Italy’s securities market regulator, Consob, banned new net short positions on financial shares for 15 days, according to a statement posted in its website. Investors can’t increase existing short positions even on an intraday basis, Consob said.
“Short-selling is a legitimate market practice which helps capital markets function effectively,” said Andrew Baker, CEO of London-based lobby group the Alternative Investment Management Association. “It contributes to efficient price discovery, increases market liquidity, facilitates hedging and other risk management activities.”
‘Just Increasing Volatility’
The ban won’t have its intended impact of helping banks, because money managers will also have to reduce wagers that financial stocks will rise, said Gemma Godfrey, who chairs the investment committee at Credo Capital Plc, a wealth manager in London. Without the ability to make corresponding bearish bets to mitigate risk, hedge funds will abandon the market, she said.
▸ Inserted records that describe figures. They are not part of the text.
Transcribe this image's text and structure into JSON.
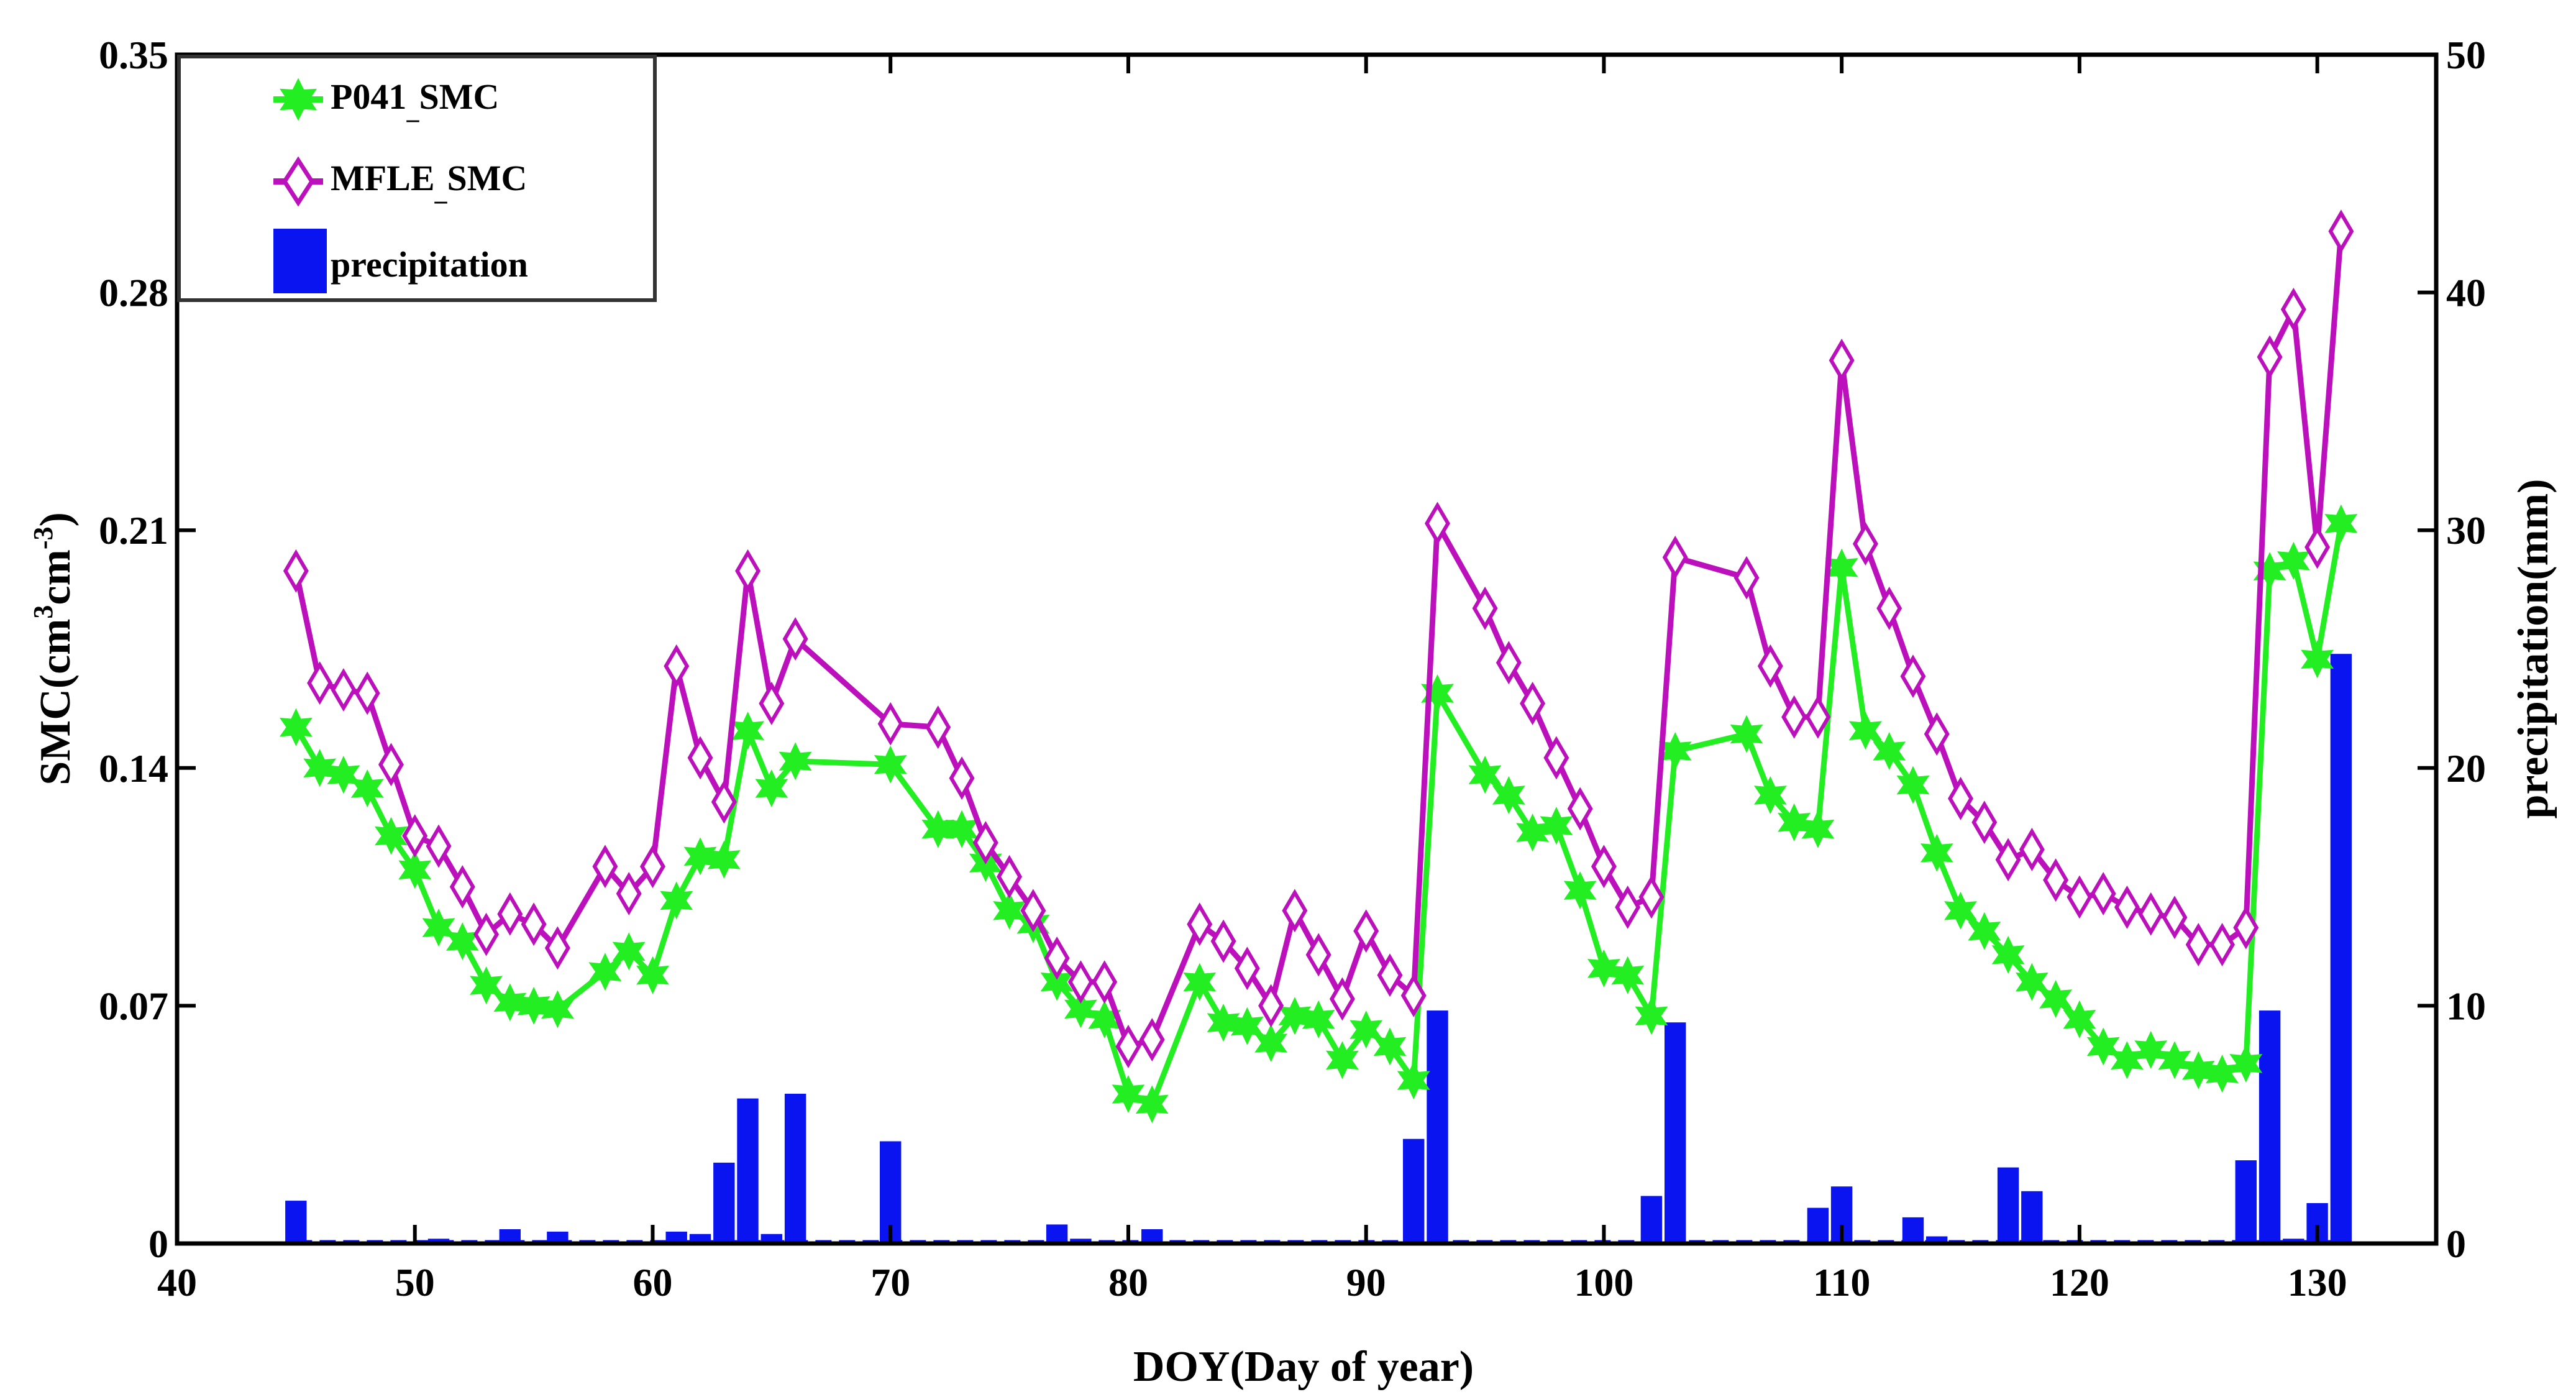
{
  "chart_data": {
    "type": "line+bar",
    "title": "",
    "xlabel": "DOY(Day of year)",
    "ylabel_left_main": "SMC(cm",
    "ylabel_left_sup1": "3",
    "ylabel_left_mid": "cm",
    "ylabel_left_sup2": "-3",
    "ylabel_left_end": ")",
    "ylabel_right": "precipitation(mm)",
    "xlim": [
      40,
      135
    ],
    "ylim_left": [
      0,
      0.35
    ],
    "ylim_right": [
      0,
      50
    ],
    "x_ticks": [
      40,
      50,
      60,
      70,
      80,
      90,
      100,
      110,
      120,
      130
    ],
    "x_tick_labels": [
      "40",
      "50",
      "60",
      "70",
      "80",
      "90",
      "100",
      "110",
      "120",
      "130"
    ],
    "y_left_ticks": [
      0,
      0.07,
      0.14,
      0.21,
      0.28,
      0.35
    ],
    "y_left_tick_labels": [
      "0",
      "0.07",
      "0.14",
      "0.21",
      "0.28",
      "0.35"
    ],
    "y_right_ticks": [
      0,
      10,
      20,
      30,
      40,
      50
    ],
    "y_right_tick_labels": [
      "0",
      "10",
      "20",
      "30",
      "40",
      "50"
    ],
    "legend_position": "top-left",
    "colors": {
      "p041": "#22ee22",
      "mfle": "#bb10bb",
      "precip": "#0a14f0"
    },
    "legend": {
      "p041_main": "P041",
      "p041_sub": "_",
      "p041_end": "SMC",
      "mfle_main": "MFLE",
      "mfle_sub": "_",
      "mfle_end": "SMC",
      "precip": "precipitation"
    },
    "series": [
      {
        "name": "P041_SMC",
        "axis": "left",
        "marker": "star",
        "x": [
          45,
          46,
          47,
          48,
          49,
          50,
          51,
          52,
          53,
          54,
          55,
          56,
          58,
          59,
          60,
          61,
          62,
          63,
          64,
          65,
          66,
          70,
          72,
          73,
          74,
          75,
          76,
          77,
          78,
          79,
          80,
          81,
          83,
          84,
          85,
          86,
          87,
          88,
          89,
          90,
          91,
          92,
          93,
          95,
          96,
          97,
          98,
          99,
          100,
          101,
          102,
          103,
          106,
          107,
          108,
          109,
          110,
          111,
          112,
          113,
          114,
          115,
          116,
          117,
          118,
          119,
          120,
          121,
          122,
          123,
          124,
          125,
          126,
          127,
          128,
          129,
          130,
          131
        ],
        "values": [
          0.152,
          0.14,
          0.138,
          0.134,
          0.12,
          0.11,
          0.093,
          0.089,
          0.076,
          0.071,
          0.07,
          0.069,
          0.08,
          0.086,
          0.079,
          0.101,
          0.114,
          0.113,
          0.151,
          0.134,
          0.142,
          0.141,
          0.122,
          0.122,
          0.112,
          0.098,
          0.094,
          0.077,
          0.069,
          0.066,
          0.044,
          0.041,
          0.077,
          0.065,
          0.064,
          0.059,
          0.067,
          0.066,
          0.054,
          0.063,
          0.058,
          0.048,
          0.162,
          0.138,
          0.132,
          0.121,
          0.123,
          0.104,
          0.081,
          0.079,
          0.067,
          0.145,
          0.15,
          0.132,
          0.124,
          0.122,
          0.199,
          0.151,
          0.145,
          0.135,
          0.115,
          0.098,
          0.092,
          0.085,
          0.077,
          0.072,
          0.066,
          0.058,
          0.054,
          0.057,
          0.054,
          0.051,
          0.05,
          0.053,
          0.198,
          0.201,
          0.172,
          0.212
        ]
      },
      {
        "name": "MFLE_SMC",
        "axis": "left",
        "marker": "diamond",
        "x": [
          45,
          46,
          47,
          48,
          49,
          50,
          51,
          52,
          53,
          54,
          55,
          56,
          58,
          59,
          60,
          61,
          62,
          63,
          64,
          65,
          66,
          70,
          72,
          73,
          74,
          75,
          76,
          77,
          78,
          79,
          80,
          81,
          83,
          84,
          85,
          86,
          87,
          88,
          89,
          90,
          91,
          92,
          93,
          95,
          96,
          97,
          98,
          99,
          100,
          101,
          102,
          103,
          106,
          107,
          108,
          109,
          110,
          111,
          112,
          113,
          114,
          115,
          116,
          117,
          118,
          119,
          120,
          121,
          122,
          123,
          124,
          125,
          126,
          127,
          128,
          129,
          130,
          131
        ],
        "values": [
          0.198,
          0.165,
          0.163,
          0.162,
          0.141,
          0.12,
          0.117,
          0.105,
          0.091,
          0.097,
          0.094,
          0.087,
          0.111,
          0.103,
          0.111,
          0.17,
          0.143,
          0.13,
          0.198,
          0.159,
          0.178,
          0.153,
          0.152,
          0.137,
          0.118,
          0.108,
          0.098,
          0.084,
          0.077,
          0.077,
          0.058,
          0.06,
          0.094,
          0.089,
          0.081,
          0.07,
          0.098,
          0.085,
          0.072,
          0.092,
          0.079,
          0.073,
          0.212,
          0.187,
          0.171,
          0.159,
          0.143,
          0.128,
          0.111,
          0.099,
          0.102,
          0.202,
          0.196,
          0.17,
          0.155,
          0.155,
          0.26,
          0.206,
          0.187,
          0.167,
          0.15,
          0.131,
          0.124,
          0.113,
          0.116,
          0.107,
          0.102,
          0.103,
          0.099,
          0.097,
          0.096,
          0.088,
          0.088,
          0.093,
          0.261,
          0.275,
          0.205,
          0.298
        ]
      }
    ],
    "precipitation": {
      "name": "precipitation",
      "axis": "right",
      "x": [
        45,
        51,
        54,
        56,
        61,
        62,
        63,
        64,
        65,
        66,
        70,
        77,
        78,
        81,
        92,
        93,
        102,
        103,
        109,
        110,
        113,
        114,
        117,
        118,
        127,
        128,
        129,
        130,
        131
      ],
      "values": [
        1.8,
        0.2,
        0.6,
        0.5,
        0.5,
        0.4,
        3.4,
        6.1,
        0.4,
        6.3,
        4.3,
        0.8,
        0.2,
        0.6,
        4.4,
        9.8,
        2.0,
        9.3,
        1.5,
        2.4,
        1.1,
        0.3,
        3.2,
        2.2,
        3.5,
        9.8,
        0.2,
        1.7,
        24.8
      ]
    }
  }
}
“It means hedge funds can’t manage their risk as well as they could before, so you are just increasing volatility,” said Godfrey, whose firm has 1.3 billion pounds ($2.1 billion) invested in hedge funds and other asset managers. “If they close out their shorts, they have to close out their longs.”
The difference between 2008’s bans and today’s plan is the inclusion of some derivatives, according to Karim Bertoni, a fund manager at Banque Syz & Co., who helps manage $29 billion including European bank stocks. The Italian ban includes short- selling through derivative instruments on shares, Consob said.
‘Hedge Fund Bogeyman’
“The ban on options to is new as it was not the case two years ago, so it gives more power to the ban,” he said. “But remember that even in Germany where the ban was expanded to all stocks since October 2010, not just financial ones, the market has declined substantially.”
Short-selling prohibitions are meant to restore confidence among nervous traders, who incorrectly think that hedge funds have driven down share prices, said Andrew Shrimpton, who previously oversaw hedge funds at the U.K.’s Financial Services Authority. The bans don’t work, because they reduce trading volumes, which acerbates the price impact of selling, he said.
“They are going after the hedge fund bogeyman,” said Shrimpton, who’s now a partner at hedge-fund consultancy Kinetic Partners LLP in London. “We tried this once before in 2008, and proved beyond all doubt that it doesn’t work.”